Unsurprisingly, many of the investors who have been active in backing new deals, like MiTu and FameBit, are returning to the ground that brought them so much success with Maker Studios. “I was a personal investor in Maker in the early days when they first started,” says Michael Jones, the chief executive and co-founder of Science. “Even then we saw the power that YouTube brings to brand exposure.”
The investment fits a thesis that Jones and his fellow investors at Science share. “We love platform companies that focus on emerging social platforms and the way that brands can connect with influencers,” he says.
Since its launch, FameBit has brokered 1,200 video campaigns for over 200 brands and has 3,000 active YouTube personalities producing roughly 500 videos per month.
While YouTube is a massive platform on its own, many of these multi-channel networks — like MiTu — are operating much more like digital-first studios, giving a new generation of media personalities broad distribution options for their content.
“We are exclusively focused on working with Latino content creators and helping them connect with Hispanic audiences in the U.S. and Latin America,” says Roy Burstin, one of the co-founders of MiTu and a former Bertelsmann executive. “When you think about starting up a media company from scratch you think of digital first.”
For Burstin, YouTube is just the first, and broadest, avenue to reach a Hispanic market dominated by traditional broadcast gatekeepers. Gatekeepers who haven’t done a good job of opening enough gates to meet demand for certain kinds of content.
“They do a bunch of things really well, like novelas, sports, and news, but they leave a lot of whitespace in areas like beauty, ‘DIY’, technology and comedy,” Burstin says. “If you were a latino content creator in the U.S., you had to be lucky, connected, or attractive to get deals. Now you can get worldwide distribution for almost no fee.”
Already, MiTu has seen its talent begin to move beyond YouTube. “We have an agreement with Headline News to adapt one of our YouTube formats for the programming format,” says Burstin.
With the new $10 million in financing it received, MiTu plans to add more staff to develop new technology and grow its in-house content production team. The company boasts about 1,200 content creators on its network generating 400 million monthly video views. Its channels count 40 million subscribers and generates 120 million unique cookies — a measurement YouTube itself counts for traffic purposes.

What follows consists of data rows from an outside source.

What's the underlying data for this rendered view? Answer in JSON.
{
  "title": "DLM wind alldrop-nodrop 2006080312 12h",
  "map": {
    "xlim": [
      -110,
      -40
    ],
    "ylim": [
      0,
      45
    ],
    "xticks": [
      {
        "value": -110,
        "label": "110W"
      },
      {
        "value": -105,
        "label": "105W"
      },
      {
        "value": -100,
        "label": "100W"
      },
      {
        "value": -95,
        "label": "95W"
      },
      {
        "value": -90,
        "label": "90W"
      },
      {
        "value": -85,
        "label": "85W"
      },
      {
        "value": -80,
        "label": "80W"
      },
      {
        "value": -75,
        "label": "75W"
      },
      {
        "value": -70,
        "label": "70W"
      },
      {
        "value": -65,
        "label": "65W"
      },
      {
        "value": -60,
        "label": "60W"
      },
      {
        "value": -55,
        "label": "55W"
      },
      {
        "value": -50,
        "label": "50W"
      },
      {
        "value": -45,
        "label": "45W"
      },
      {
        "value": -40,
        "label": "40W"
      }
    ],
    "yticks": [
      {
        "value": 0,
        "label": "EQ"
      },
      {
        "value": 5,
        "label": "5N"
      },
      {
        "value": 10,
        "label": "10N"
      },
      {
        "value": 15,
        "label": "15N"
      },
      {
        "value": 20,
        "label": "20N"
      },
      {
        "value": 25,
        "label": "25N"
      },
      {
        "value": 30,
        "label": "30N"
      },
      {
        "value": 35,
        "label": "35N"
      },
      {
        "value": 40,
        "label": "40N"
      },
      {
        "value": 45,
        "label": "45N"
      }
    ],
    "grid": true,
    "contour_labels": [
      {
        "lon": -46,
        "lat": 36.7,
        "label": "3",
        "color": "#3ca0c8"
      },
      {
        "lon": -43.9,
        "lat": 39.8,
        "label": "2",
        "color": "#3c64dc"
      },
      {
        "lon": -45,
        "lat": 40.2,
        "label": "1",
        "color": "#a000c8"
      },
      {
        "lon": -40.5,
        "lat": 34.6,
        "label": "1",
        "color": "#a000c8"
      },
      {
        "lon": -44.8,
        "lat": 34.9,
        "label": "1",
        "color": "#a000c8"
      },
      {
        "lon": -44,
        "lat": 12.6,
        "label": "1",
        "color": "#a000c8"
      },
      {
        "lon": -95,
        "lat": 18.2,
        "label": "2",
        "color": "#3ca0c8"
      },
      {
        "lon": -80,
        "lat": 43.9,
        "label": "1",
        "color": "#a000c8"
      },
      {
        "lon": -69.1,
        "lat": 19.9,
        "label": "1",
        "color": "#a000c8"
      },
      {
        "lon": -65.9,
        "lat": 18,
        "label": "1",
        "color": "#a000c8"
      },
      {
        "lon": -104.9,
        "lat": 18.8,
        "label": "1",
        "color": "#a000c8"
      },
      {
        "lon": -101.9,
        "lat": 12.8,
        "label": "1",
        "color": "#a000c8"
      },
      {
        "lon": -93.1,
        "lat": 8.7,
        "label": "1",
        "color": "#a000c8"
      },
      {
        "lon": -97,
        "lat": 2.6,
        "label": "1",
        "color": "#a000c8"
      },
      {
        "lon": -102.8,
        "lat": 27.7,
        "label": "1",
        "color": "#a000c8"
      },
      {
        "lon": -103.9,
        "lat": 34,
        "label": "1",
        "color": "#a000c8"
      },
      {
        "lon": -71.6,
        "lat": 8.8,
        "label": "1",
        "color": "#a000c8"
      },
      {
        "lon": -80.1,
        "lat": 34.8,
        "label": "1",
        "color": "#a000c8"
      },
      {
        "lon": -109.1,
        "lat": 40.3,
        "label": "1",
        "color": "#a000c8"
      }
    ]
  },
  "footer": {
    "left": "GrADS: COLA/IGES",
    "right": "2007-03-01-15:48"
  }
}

“A lot of people look at [MiTu] as a YouTube business,” says Burstin. “As far as a distribution platform, YouTube is the first step. We have signed deals with companies like AOL and Univision to provide them with our content. The third leg of that stool is something we’re going to start implementing now — creating destinations primarily on the Web.”
As Burstin notes, any business built on a single platform is not a hugely attractive business model, but with YouTube as the largest player in online video, it’s the best test-case for building video-focused, new media brands.